I am trying to instantiate a naive Bayes classifier to classify text blocks (with a pre-defined classification). The example below just tries to do it with male/female. I have tried loading data from file (CSVloader) and by creating instances below. The problem is the trainer.train() method throws a null pointer exception. It seems to be because the targetDictionary is null. The data dictionary is populated. How do I force the targetDictionary to be populated on an instance?
My actual goal is to classify paper abstracts I have in a database as being 'Science, Politics, Law, Health etc. It appears the Bayes classifier is the right choice for this.
I've iterated over the loaded instanceList and it seems to be populated correctly, and the dataDictionary is populated, but TargetDictionary is null.

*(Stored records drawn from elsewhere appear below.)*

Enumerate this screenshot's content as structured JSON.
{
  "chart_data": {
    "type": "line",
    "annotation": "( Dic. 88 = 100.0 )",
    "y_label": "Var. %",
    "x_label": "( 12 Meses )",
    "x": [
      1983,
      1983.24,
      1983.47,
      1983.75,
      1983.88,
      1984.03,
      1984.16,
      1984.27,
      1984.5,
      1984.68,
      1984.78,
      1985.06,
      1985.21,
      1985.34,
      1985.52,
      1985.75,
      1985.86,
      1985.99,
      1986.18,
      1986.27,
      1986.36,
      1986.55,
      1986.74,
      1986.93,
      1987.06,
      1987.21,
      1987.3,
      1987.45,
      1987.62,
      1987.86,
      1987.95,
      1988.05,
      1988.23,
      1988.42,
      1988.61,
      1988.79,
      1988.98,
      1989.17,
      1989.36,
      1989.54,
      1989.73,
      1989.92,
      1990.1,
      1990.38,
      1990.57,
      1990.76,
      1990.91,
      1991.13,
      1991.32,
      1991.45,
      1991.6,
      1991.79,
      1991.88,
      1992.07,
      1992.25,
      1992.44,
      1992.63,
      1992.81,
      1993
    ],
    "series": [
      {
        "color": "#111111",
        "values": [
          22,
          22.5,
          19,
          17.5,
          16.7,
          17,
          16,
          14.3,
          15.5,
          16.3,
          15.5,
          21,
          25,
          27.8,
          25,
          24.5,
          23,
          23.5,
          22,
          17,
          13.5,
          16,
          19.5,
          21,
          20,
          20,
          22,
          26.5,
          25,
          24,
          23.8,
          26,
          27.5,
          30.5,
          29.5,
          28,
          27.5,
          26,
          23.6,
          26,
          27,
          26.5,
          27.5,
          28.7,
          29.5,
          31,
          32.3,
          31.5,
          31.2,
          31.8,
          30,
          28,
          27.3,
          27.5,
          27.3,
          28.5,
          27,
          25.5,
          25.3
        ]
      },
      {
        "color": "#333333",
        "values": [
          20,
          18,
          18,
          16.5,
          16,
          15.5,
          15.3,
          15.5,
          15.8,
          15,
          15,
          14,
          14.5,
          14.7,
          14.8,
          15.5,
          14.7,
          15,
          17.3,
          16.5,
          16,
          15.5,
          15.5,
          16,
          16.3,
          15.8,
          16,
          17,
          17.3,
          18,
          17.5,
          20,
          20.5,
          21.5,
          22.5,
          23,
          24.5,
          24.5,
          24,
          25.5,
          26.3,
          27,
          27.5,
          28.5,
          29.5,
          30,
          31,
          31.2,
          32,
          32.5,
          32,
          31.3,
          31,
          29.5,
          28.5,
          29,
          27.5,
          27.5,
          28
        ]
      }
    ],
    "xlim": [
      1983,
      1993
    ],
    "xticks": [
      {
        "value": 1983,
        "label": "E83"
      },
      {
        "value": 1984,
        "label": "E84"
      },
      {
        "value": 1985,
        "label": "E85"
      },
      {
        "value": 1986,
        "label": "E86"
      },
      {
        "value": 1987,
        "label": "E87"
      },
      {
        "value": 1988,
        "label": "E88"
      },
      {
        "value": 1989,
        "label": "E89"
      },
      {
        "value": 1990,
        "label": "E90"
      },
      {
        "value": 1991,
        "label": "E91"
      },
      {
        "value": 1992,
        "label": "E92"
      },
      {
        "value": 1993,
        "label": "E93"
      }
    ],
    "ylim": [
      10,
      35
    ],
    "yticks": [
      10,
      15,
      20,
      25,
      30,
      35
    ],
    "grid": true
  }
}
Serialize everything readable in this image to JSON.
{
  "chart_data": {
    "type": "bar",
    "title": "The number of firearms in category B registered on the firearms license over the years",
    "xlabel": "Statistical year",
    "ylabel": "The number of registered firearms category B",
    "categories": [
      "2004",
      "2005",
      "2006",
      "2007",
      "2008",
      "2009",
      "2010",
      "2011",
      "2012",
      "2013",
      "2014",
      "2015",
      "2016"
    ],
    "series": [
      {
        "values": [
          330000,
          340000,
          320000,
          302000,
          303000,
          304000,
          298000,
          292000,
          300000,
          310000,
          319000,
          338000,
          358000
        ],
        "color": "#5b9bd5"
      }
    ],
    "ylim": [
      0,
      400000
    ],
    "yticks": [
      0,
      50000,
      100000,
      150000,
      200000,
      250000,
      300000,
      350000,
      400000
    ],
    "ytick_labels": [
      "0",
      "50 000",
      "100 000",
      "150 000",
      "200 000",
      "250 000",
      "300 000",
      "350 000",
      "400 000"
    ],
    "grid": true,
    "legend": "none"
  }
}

Using Mallet 2.0.8 on windows
public TestMallet() throws IOException {
ArrayList<Pipe> pipelist = new ArrayList<Pipe>();
pipelist.add (new CharSequenceLowercase() ) ;
pipelist.add (new CharSequence2TokenSequence(Pattern.compile("\\p{L}[\\p{L}\\p{P}]+\\p{L}")) ) ;
pipelist.add (new TokenSequenceRemoveStopwords (new File ("c:\\test\\config\\stopwords_en.txt"), "UTF-8", false, false, false) ) ;
pipelist.add (new TokenSequence2FeatureSequence()) ;
pipelist.add (new FeatureSequence2FeatureVector()) ; // Added but doesnt make any difference
InstanceList instances = new InstanceList (new SerialPipes(pipelist)) ;
Instance instance0 = new Instance("Hello World I am here and i am male my name is roger", "Male", "roger", "test") ;
Instance instance1 = new Instance("Hello World I am here and i am male my name is phil", "Male", "phil", "test") ;
Instance instance2 = new Instance("Hello World I am here and i am male my name is joe", "Male", "joe", "test") ;
Instance instance3 = new Instance("Hello World I am here and i am female my name is vira", "Female", "vira", "test") ;
Instance instance4 = new Instance("Hello World I am here and i am female my name is josie", "Female", "josie", "test") ;
instances.addThruPipe (instance0) ;
instances.addThruPipe (instance1) ;
instances.addThruPipe (instance2) ;
instances.addThruPipe (instance3) ;
instances.addThruPipe (instance4) ;
// Using Instance List to train
// ----------------------------
ClassifierTrainer trainer = new NaiveBayesTrainer();
trainer.train(instances);
// Null pointer exception here ( debugging, it looks like TargetDictionary is null)
}
Expecting trainer to analyse correctly.